Éric Alt, vice-président de l’association anticorruption Anticor et magistrat, estime que « le vrai sujet est la lutte contre les canaux qui permettent le financement de l’État islamique ». Jean-Charles Brisard, consultant international, spécialiste du terrorisme et de son financement, explique notamment que 140 succursales bancaires, essentiellement des banques de dépôt, sont sous le contrôle de l’État islamique (EI). « Tous les mécanismes utilisés par la finance criminelle – sociétés écrans, paradis fiscaux, etc. – le sont aussi par l’État islamique. On revient vingt ans en arrière et à ce que disaient les magistrats de l’appel de Genève [^3]. La finance criminelle, c’est à la fois la fraude fiscale, l’argent des organisations criminelles et l’argent du terrorisme », affirme Éric Alt. Dans un rapport publié en 2014 sur les sources de financement de l’EI [^4], Jean-Charles Brisard alertait sur le fait qu’un revenu annuel de l’ordre de 2,9 milliards de dollars « reflète clairement un risque de contamination des systèmes financiers mondiaux par ces fonds illicites ». Les mesures annoncées par le gouvernement sont certes plutôt bien reçues, mais « le problème est d’être à la hauteur des enjeux », prévient le vice-président d’Anticor. « De grandes mesures européennes ont été arrêtées dans leur principe mais ne sont pas mises en place, comme la lutte contre les sociétés écrans », rappelle Éric Alt. Une manière de dire qu’en France la volonté politique fait défaut pour renforcer la lutte contre la délinquance financière.

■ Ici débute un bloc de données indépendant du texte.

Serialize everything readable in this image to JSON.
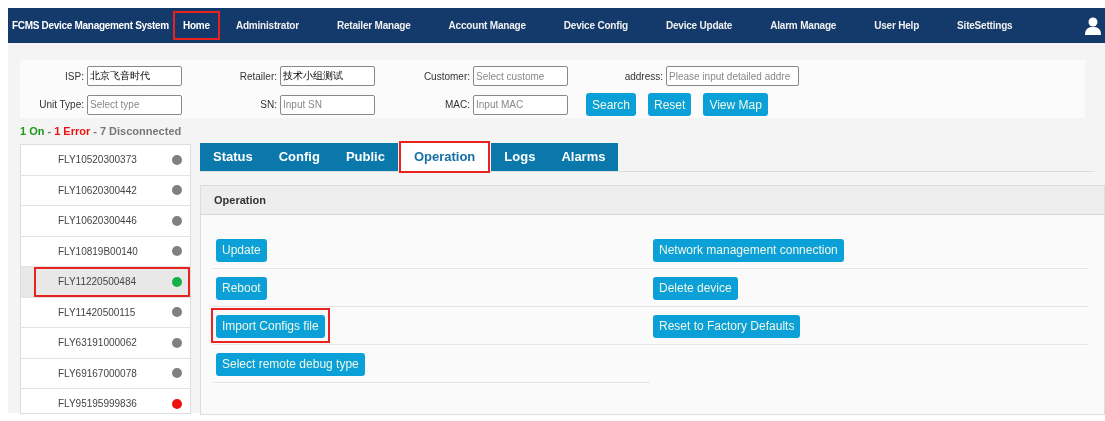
{
  "navbar": {
    "title": "FCMS Device Management System",
    "items": [
      {
        "label": "Home",
        "selected": true,
        "annotated": true
      },
      {
        "label": "Administrator",
        "selected": false,
        "annotated": false
      },
      {
        "label": "Retailer Manage",
        "selected": false,
        "annotated": false
      },
      {
        "label": "Account Manage",
        "selected": false,
        "annotated": false
      },
      {
        "label": "Device Config",
        "selected": false,
        "annotated": false
      },
      {
        "label": "Device Update",
        "selected": false,
        "annotated": false
      },
      {
        "label": "Alarm Manage",
        "selected": false,
        "annotated": false
      },
      {
        "label": "User Help",
        "selected": false,
        "annotated": false
      },
      {
        "label": "SiteSettings",
        "selected": false,
        "annotated": false
      }
    ]
  },
  "filters": [
    [
      {
        "label": "ISP:",
        "value": "北京飞音时代"
      },
      {
        "label": "Retailer:",
        "value": "技术小组测试"
      },
      {
        "label": "Customer:",
        "placeholder": "Select custome"
      },
      {
        "label": "address:",
        "placeholder": "Please input detailed addre"
      }
    ],
    [
      {
        "label": "Unit Type:",
        "placeholder": "Select type"
      },
      {
        "label": "SN:",
        "placeholder": "Input SN"
      },
      {
        "label": "MAC:",
        "placeholder": "Input MAC"
      }
    ]
  ],
  "filter_buttons": [
    "Search",
    "Reset",
    "View Map"
  ],
  "summary": [
    {
      "text": "1 On",
      "kind": "on"
    },
    {
      "text": "-",
      "kind": "neutral"
    },
    {
      "text": "1 Error",
      "kind": "error"
    },
    {
      "text": "- 7 Disconnected",
      "kind": "neutral"
    }
  ],
  "devices": [
    {
      "sn": "FLY10520300373",
      "color": "#808080",
      "selected": false,
      "annotated": false
    },
    {
      "sn": "FLY10620300442",
      "color": "#808080",
      "selected": false,
      "annotated": false
    },
    {
      "sn": "FLY10620300446",
      "color": "#808080",
      "selected": false,
      "annotated": false
    },
    {
      "sn": "FLY10819B00140",
      "color": "#808080",
      "selected": false,
      "annotated": false
    },
    {
      "sn": "FLY11220500484",
      "color": "#16b04a",
      "selected": true,
      "annotated": true
    },
    {
      "sn": "FLY11420500115",
      "color": "#808080",
      "selected": false,
      "annotated": false
    },
    {
      "sn": "FLY63191000062",
      "color": "#808080",
      "selected": false,
      "annotated": false
    },
    {
      "sn": "FLY69167000078",
      "color": "#808080",
      "selected": false,
      "annotated": false
    },
    {
      "sn": "FLY95195999836",
      "color": "#ee1111",
      "selected": false,
      "annotated": false
    }
  ],
  "tabs": [
    {
      "label": "Status",
      "selected": false,
      "annotated": false
    },
    {
      "label": "Config",
      "selected": false,
      "annotated": false
    },
    {
      "label": "Public",
      "selected": false,
      "annotated": false
    },
    {
      "label": "Operation",
      "selected": true,
      "annotated": true
    },
    {
      "label": "Logs",
      "selected": false,
      "annotated": false
    },
    {
      "label": "Alarms",
      "selected": false,
      "annotated": false
    }
  ],
  "panel": {
    "title": "Operation",
    "left_actions": [
      {
        "label": "Update",
        "annotated": false
      },
      {
        "label": "Reboot",
        "annotated": false
      },
      {
        "label": "Import Configs file",
        "annotated": true
      },
      {
        "label": "Select remote debug type",
        "annotated": false
      }
    ],
    "right_actions": [
      {
        "label": "Network management connection",
        "annotated": false
      },
      {
        "label": "Delete device",
        "annotated": false
      },
      {
        "label": "Reset to Factory Defaults",
        "annotated": false
      }
    ]
  }
}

[^2]: Pour la plupart déjà annoncées en mars, ces mesures entreront en vigueur le 1er janvier 2016.

[^3]: En 1996, sept magistrats anticorruption ont lancé un appel dénonçant « l’Europe des paradis fiscaux qui prospère grâce aux capitaux auxquels elle prête un refuge complaisant ».

[^4]: « Islamic State : The economy-based terrorist funding », Jean-Charles Brisard et Damien Martinez, octobre 2014.